Você foi generoso com seus inimigos e não lhes negou o abraço, a acolhida, os convites para sentar à mesa nem dispensou o apoio mediante condições e concessões. Poderia ter sido mais generoso com centenas de mulheres mais aptas a governar o país ou com a companheira Marina Silva que se uniu à sua vida pela mesma origem humilde e digna. Ela está mais próxima da utopia de um Brasil diferente e possível. Mas você não quer um Brasil diferente e possível, mais além de sua miopia política. Você quer um Brasil estável, composto de camadas que se sustentam umas às outras em busca da felicidade imediata e no grau suportável de ilusão primitiva.
Você, como poucos, conhece o povo brasileiro. Sabe que não tem memória e os acontecimentos da semana passada não interessam. Prefere não lembrar-se da conta da luz e da água, do imposto de renda e do INSS. Esquece toda essa dinheirama que foi descansar na conta do banco, na meia, na cueca de algum aloprado. Por isso, ninguém se importa que você tenha esquecido o que disse do Collor e do Sarney e dos 300 picaretas que agora o bajulam. Você sabe quem roubou e quanto roubou, mas sabe que o povo não liga para esse costume nacional e até acha astúcia admirável e olha embasbacado o esperto ladrão que desfila em carro luxuoso ou voa em jatinho próprio. O povo apenas quer a parte que lhe toca e não é muito. Um pouco mais que nada. Você encarnou essa sabedoria popular, essa mistura de vícios e virtudes patrióticas que, de repente, o povão crê ter chegado com você ao poder, se considera presidente da república e não quer sair da Casa Civil.
Campeão de popularidade, inflado de povo, intumescido de bajuladores, blindado por aloprados, você esbanja ironia e sarcasmos, zomba dos adversários, ataca o TCU, despreza os tribunais eleitorais, vocifera contra os que ousam pedir moralidade, ética e postura civilizada.
Quem ousa dizer que você é um boquirroto, que se tornou igual aos políticos mentirosos, lenientes, inescrupulosos, cínicos é logo colocado no banco da elite que atrasa como nunca antes este país.

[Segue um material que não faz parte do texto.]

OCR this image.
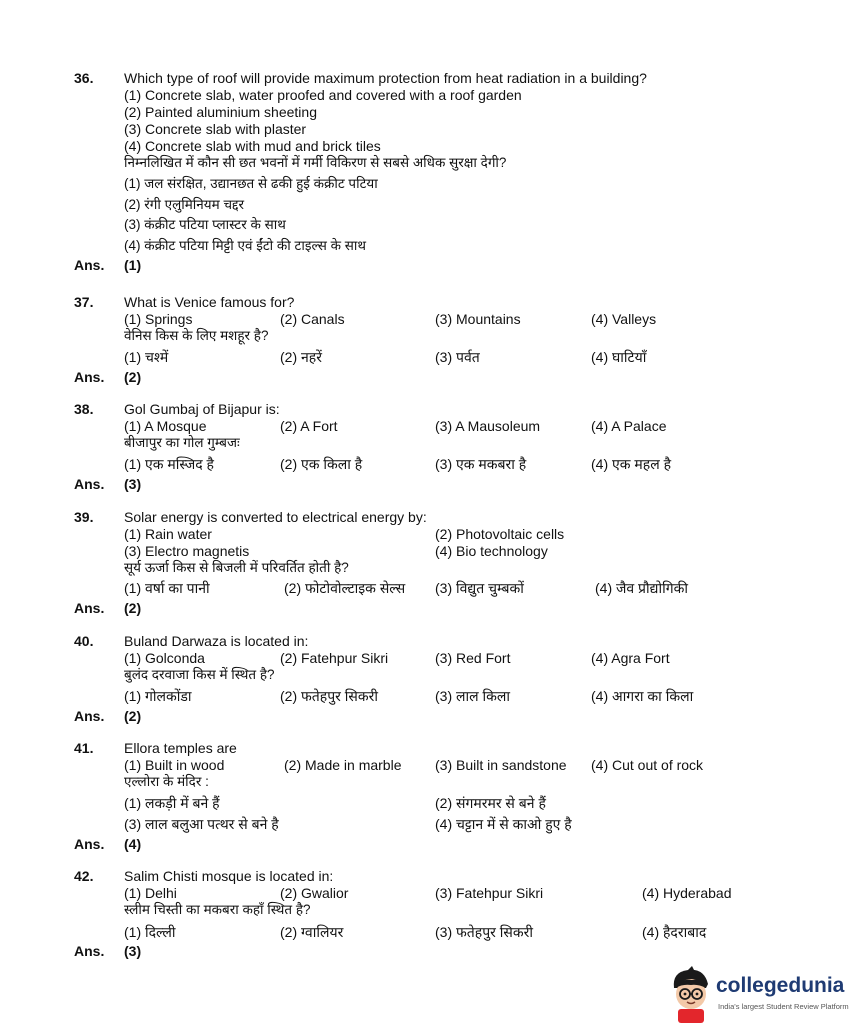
36. Which type of roof will provide maximum protection from heat radiation in a building?
(1) Concrete slab, water proofed and covered with a roof garden
(2) Painted aluminium sheeting
(3) Concrete slab with plaster
(4) Concrete slab with mud and brick tiles
निम्नलिखित में कौन सी छत भवनों में गर्मी विकिरण से सबसे अधिक सुरक्षा देगी?
(1) जल संरक्षित, उद्यानछत से ढकी हुई कंक्रीट पटिया
(2) रंगी एलुमिनियम चद्दर
(3) कंक्रीट पटिया प्लास्टर के साथ
(4) कंक्रीट पटिया मिट्टी एवं ईंटो की टाइल्स के साथ
Ans. (1)
37. What is Venice famous for?
(1) Springs	(2) Canals	(3) Mountains	(4) Valleys
वेनिस किस के लिए मशहूर है?
(1) चश्में	(2) नहरें	(3) पर्वत	(4) घाटियाँ
Ans. (2)
38. Gol Gumbaj of Bijapur is:
(1) A Mosque	(2) A Fort	(3) A Mausoleum	(4) A Palace
बीजापुर का गोल गुम्बजः
(1) एक मस्जिद है	(2) एक किला है	(3) एक मकबरा है	(4) एक महल है
Ans. (3)
39. Solar energy is converted to electrical energy by:
(1) Rain water	(2) Photovoltaic cells
(3) Electro magnetis	(4) Bio technology
सूर्य ऊर्जा किस से बिजली में परिवर्तित होती है?
(1) वर्षा का पानी	(2) फोटोवोल्टाइक सेल्स (3) विद्युत चुम्बकों	(4) जैव प्रौद्योगिकी
Ans. (2)
40. Buland Darwaza is located in:
(1) Golconda	(2) Fatehpur Sikri	(3) Red Fort	(4) Agra Fort
बुलंद दरवाजा किस में स्थित है?
(1) गोलकोंडा	(2) फतेहपुर सिकरी	(3) लाल किला	(4) आगरा का किला
Ans. (2)
41. Ellora temples are
(1) Built in wood	(2) Made in marble (3) Built in sandstone (4) Cut out of rock
एल्लोरा के मंदिर :
(1) लकड़ी में बने हैं	(2) संगमरमर से बने हैं
(3) लाल बलुआ पत्थर से बने है	(4) चट्टान में से काओ हुए है
Ans. (4)
42. Salim Chisti mosque is located in:
(1) Delhi	(2) Gwalior	(3) Fatehpur Sikri	(4) Hyderabad
स्लीम चिस्ती का मकबरा कहाँ स्थित है?
(1) दिल्ली	(2) ग्वालियर	(3) फतेहपुर सिकरी	(4) हैदराबाद
Ans. (3)
collegedunia
India's largest Student Review Platform
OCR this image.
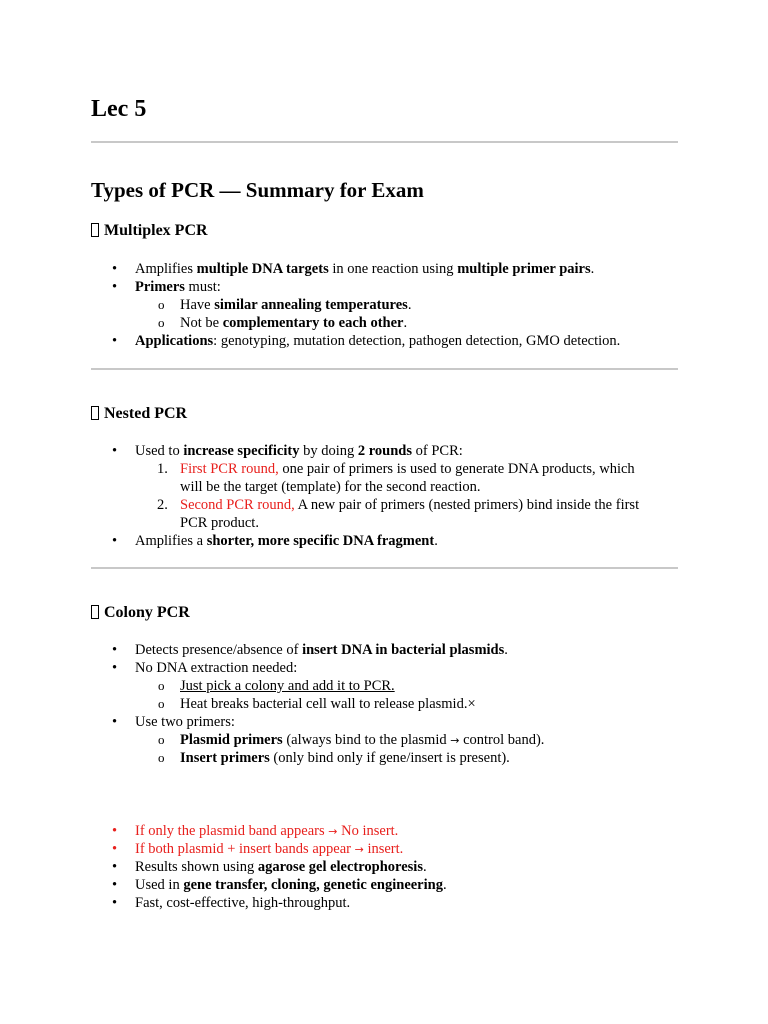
Lec 5
Types of PCR — Summary for Exam
Multiplex PCR
• Amplifies multiple DNA targets in one reaction using multiple primer pairs.
• Primers must:
o Have similar annealing temperatures.
o Not be complementary to each other.
• Applications: genotyping, mutation detection, pathogen detection, GMO detection.
Nested PCR
• Used to increase specificity by doing 2 rounds of PCR:
1. First PCR round, one pair of primers is used to generate DNA products, which
will be the target (template) for the second reaction.
2. Second PCR round, A new pair of primers (nested primers) bind inside the first
PCR product.
• Amplifies a shorter, more specific DNA fragment.
Colony PCR
• Detects presence/absence of insert DNA in bacterial plasmids.
• No DNA extraction needed:
o Just pick a colony and add it to PCR.
o Heat breaks bacterial cell wall to release plasmid.×
• Use two primers:
o Plasmid primers (always bind to the plasmid → control band).
o Insert primers (only bind only if gene/insert is present).
• If only the plasmid band appears → No insert.
• If both plasmid + insert bands appear → insert.
• Results shown using agarose gel electrophoresis.
• Used in gene transfer, cloning, genetic engineering.
• Fast, cost-effective, high-throughput.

Você é extraordinário. Formou a própria elite, deu-lhe um endereço privilegiado e encheu-a de favores especiais para igualar-se a elite verdadeira e antiga que o sustenta no poder.
Você é extraordinário e está levando o país ao fascismo sem causar dor à inteligência das esquerdas que perderam a vergonha, afetadas pelo Alzheimer.